Speckle-Tracking Strain Analysis
Speckle-tracking analyses of both the left ventricle and the left atrium were performed using dedicated software (Ultra Extend; Toshiba Medical Systems). Analysis of LV strain was performed for the apical four-chamber, two-chamber, and long-axis views, as previously described. LV longitudinal systolic strain, systolic strain rate, and early and late diastolic strain rates were measured, followed by calculations of the averaged values of peak global longitudinal strain (GLS), peak LV global systolic strain rate, peak LV global longitudinal early diastolic strain rate (SR-LVe), and peak LV global late diastolic strain rate from three apical views.

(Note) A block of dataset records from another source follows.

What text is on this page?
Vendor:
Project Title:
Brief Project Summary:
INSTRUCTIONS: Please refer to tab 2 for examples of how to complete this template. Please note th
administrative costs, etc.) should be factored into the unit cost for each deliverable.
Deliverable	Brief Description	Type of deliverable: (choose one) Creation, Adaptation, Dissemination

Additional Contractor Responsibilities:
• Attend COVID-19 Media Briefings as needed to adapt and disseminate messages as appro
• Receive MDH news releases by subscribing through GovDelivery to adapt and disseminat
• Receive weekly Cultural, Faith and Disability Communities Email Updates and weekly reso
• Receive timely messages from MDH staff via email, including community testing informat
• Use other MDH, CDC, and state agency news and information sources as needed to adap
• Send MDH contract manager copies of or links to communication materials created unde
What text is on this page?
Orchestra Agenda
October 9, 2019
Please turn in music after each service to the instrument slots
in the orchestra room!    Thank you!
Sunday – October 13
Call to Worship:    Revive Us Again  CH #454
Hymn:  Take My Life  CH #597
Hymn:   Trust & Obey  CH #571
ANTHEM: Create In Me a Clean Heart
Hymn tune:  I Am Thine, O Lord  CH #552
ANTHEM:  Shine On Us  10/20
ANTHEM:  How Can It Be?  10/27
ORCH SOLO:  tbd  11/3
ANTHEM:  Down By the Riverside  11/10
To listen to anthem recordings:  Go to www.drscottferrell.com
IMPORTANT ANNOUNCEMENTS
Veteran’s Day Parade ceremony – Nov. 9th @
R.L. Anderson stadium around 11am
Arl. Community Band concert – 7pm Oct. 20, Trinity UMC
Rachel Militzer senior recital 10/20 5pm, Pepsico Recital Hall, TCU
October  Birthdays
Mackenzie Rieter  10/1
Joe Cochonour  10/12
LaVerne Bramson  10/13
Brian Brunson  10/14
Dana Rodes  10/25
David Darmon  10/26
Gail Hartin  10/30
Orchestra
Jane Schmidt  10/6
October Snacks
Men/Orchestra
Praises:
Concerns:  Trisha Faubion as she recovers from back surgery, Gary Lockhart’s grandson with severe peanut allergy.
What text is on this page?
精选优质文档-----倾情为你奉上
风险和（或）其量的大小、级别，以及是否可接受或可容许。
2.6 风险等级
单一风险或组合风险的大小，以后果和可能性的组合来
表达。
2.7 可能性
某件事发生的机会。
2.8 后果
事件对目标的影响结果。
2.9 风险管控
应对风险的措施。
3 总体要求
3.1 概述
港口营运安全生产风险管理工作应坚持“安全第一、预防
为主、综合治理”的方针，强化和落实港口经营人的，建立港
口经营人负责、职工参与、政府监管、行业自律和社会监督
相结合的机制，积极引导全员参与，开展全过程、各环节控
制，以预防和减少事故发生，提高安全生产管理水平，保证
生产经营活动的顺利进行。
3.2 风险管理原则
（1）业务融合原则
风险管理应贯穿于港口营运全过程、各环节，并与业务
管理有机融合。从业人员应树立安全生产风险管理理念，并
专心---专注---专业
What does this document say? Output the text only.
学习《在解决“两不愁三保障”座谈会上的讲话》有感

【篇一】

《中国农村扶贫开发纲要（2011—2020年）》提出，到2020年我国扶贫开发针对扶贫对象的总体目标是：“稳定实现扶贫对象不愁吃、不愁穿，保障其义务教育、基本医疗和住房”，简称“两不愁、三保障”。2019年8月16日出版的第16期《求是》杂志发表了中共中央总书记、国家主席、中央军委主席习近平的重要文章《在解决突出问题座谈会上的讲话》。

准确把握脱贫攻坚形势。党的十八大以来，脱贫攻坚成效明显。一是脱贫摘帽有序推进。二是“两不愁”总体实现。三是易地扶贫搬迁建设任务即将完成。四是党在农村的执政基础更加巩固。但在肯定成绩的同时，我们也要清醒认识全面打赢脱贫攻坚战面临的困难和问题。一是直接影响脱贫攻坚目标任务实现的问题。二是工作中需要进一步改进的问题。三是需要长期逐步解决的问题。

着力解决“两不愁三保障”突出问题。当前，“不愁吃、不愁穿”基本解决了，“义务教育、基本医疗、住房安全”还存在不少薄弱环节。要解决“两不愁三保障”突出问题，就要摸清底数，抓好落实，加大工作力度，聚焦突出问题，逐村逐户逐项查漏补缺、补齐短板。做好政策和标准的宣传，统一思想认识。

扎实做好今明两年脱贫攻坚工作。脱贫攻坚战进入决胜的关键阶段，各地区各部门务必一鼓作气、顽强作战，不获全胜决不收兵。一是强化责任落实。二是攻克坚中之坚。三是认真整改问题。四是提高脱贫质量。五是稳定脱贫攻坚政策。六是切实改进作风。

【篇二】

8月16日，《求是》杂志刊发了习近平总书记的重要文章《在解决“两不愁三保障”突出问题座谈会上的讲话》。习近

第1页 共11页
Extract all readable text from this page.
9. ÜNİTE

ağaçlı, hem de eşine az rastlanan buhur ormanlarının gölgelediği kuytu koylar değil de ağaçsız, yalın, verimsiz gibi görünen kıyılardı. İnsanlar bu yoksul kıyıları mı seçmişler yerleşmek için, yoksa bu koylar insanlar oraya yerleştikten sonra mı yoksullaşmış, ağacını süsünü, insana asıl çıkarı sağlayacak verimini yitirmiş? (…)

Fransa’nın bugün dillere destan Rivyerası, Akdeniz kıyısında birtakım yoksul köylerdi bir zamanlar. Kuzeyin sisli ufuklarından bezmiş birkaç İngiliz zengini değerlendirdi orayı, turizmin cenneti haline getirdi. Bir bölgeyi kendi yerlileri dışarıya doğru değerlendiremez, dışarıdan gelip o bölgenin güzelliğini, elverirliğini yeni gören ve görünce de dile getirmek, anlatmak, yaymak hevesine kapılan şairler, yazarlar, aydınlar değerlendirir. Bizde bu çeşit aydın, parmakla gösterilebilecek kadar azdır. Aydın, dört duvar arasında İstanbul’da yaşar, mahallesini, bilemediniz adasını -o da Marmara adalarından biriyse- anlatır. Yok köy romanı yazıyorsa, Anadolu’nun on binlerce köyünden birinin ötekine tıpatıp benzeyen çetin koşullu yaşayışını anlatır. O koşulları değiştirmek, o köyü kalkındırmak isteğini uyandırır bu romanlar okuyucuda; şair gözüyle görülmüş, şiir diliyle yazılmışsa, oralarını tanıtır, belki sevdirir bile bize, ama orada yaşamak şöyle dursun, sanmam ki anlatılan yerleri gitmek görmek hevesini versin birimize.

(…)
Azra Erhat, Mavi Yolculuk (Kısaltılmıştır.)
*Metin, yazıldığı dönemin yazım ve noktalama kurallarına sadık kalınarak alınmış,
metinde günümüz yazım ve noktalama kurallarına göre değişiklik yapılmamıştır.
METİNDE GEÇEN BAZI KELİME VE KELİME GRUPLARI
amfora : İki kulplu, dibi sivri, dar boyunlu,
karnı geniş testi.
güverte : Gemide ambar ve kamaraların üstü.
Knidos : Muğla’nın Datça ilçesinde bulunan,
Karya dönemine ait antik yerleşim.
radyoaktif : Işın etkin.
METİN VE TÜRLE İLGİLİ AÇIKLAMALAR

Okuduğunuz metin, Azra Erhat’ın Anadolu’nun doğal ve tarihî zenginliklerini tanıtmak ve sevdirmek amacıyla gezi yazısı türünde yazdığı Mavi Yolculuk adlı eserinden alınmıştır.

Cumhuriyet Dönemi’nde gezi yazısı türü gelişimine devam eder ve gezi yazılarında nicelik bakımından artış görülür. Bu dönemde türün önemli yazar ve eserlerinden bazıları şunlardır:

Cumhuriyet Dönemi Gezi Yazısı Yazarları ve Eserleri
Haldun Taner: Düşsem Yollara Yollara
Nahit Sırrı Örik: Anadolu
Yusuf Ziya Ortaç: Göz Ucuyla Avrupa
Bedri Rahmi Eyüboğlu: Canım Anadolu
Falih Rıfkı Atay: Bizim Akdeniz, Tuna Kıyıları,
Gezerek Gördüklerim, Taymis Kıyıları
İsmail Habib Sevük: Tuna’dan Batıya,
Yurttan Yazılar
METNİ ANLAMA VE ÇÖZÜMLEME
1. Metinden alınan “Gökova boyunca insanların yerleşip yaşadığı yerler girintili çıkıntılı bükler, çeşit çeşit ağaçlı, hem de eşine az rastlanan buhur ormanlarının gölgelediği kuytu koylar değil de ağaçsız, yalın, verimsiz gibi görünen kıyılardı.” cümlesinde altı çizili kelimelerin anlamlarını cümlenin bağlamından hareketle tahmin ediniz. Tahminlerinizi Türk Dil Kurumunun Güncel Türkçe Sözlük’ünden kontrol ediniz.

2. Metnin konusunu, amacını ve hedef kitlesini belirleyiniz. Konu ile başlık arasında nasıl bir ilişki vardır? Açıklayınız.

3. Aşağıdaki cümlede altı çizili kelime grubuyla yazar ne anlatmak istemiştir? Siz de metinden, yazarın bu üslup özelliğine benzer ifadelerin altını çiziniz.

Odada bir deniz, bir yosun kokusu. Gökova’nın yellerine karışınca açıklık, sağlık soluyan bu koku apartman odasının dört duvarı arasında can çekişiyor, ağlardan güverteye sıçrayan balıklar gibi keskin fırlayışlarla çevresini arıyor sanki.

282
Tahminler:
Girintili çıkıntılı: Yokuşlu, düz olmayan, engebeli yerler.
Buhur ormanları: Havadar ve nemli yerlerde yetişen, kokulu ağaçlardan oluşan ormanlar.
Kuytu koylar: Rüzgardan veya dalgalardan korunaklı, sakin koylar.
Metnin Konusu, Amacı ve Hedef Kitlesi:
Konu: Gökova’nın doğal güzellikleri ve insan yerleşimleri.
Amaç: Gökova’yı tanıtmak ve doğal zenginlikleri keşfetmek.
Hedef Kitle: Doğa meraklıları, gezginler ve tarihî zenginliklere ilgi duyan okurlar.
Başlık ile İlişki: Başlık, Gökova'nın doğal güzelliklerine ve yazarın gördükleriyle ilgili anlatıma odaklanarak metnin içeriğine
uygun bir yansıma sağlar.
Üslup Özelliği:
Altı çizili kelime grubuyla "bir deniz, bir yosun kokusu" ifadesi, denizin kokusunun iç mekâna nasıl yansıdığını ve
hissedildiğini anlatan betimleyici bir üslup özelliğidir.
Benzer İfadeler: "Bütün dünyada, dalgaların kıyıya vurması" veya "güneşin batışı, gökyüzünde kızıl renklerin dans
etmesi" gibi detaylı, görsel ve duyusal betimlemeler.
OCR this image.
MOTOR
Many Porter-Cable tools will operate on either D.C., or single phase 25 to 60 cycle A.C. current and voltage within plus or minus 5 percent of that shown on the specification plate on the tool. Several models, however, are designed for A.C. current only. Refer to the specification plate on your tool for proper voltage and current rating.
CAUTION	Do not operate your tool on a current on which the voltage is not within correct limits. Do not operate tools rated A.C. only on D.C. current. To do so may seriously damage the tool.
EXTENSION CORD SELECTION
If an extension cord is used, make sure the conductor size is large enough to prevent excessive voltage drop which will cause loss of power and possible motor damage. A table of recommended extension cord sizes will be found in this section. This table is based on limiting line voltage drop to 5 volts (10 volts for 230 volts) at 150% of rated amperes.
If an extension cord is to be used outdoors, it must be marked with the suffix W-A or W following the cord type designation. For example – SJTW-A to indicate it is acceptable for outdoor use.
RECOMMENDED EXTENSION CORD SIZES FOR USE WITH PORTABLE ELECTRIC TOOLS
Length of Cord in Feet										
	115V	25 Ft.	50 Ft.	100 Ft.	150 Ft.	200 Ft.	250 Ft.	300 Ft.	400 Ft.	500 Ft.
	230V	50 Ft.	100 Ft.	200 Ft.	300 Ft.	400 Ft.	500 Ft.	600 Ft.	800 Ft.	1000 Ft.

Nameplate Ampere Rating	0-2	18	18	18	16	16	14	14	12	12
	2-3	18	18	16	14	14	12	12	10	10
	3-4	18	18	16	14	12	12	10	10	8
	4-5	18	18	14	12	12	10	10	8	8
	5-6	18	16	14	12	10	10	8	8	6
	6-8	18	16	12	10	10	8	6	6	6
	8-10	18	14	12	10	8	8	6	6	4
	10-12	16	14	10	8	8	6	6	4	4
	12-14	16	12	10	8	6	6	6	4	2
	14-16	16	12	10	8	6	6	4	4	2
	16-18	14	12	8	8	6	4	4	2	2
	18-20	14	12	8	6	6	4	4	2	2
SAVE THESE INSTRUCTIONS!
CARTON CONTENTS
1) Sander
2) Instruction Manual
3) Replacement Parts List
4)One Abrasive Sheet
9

Similarly, for speckle-tracking analysis of LA myocardial function, apical four-chamber and two-chamber images were obtained during breath hold by means of conventional two-dimensional grayscale echocardiography with stable electrocardiographic recording. Care was taken to optimize visualization of the LA cavity and to maximize LA area in apical views, avoiding foreshortening of the left atrium. Offline analyses were then performed as previously described. Briefly, the LA endocardial border was manually traced at end-diastole using the point-and-click approach for both apical views. After adjustment of the width and shape of the region of interest, the software divided the region of interest into six segments. A total of 12 segments from subjects with satisfactory image quality were analyzed ( Figure 1 ). Because strain at LV end-diastole (the onset of the QRS complex) is set at zero, the LA strain curve is composed of a predominantly positive wave that peaks at end-systole (systolic LA strain [S-LAs]), followed by two distinct descending phases in the early diastole (passive LA strain [S-LApass]) and late diastole (active LA strain [S-LAa]). S-LAs was considered to reflect LA reservoir function and the early diastolic (S-LApass) and late diastolic (S-LAa) components to reflect passive and active emptying function, respectively. These strain values were calculated by averaging values obtained from all LA segments and by separately averaging values obtained from four-chamber and two-chamber views.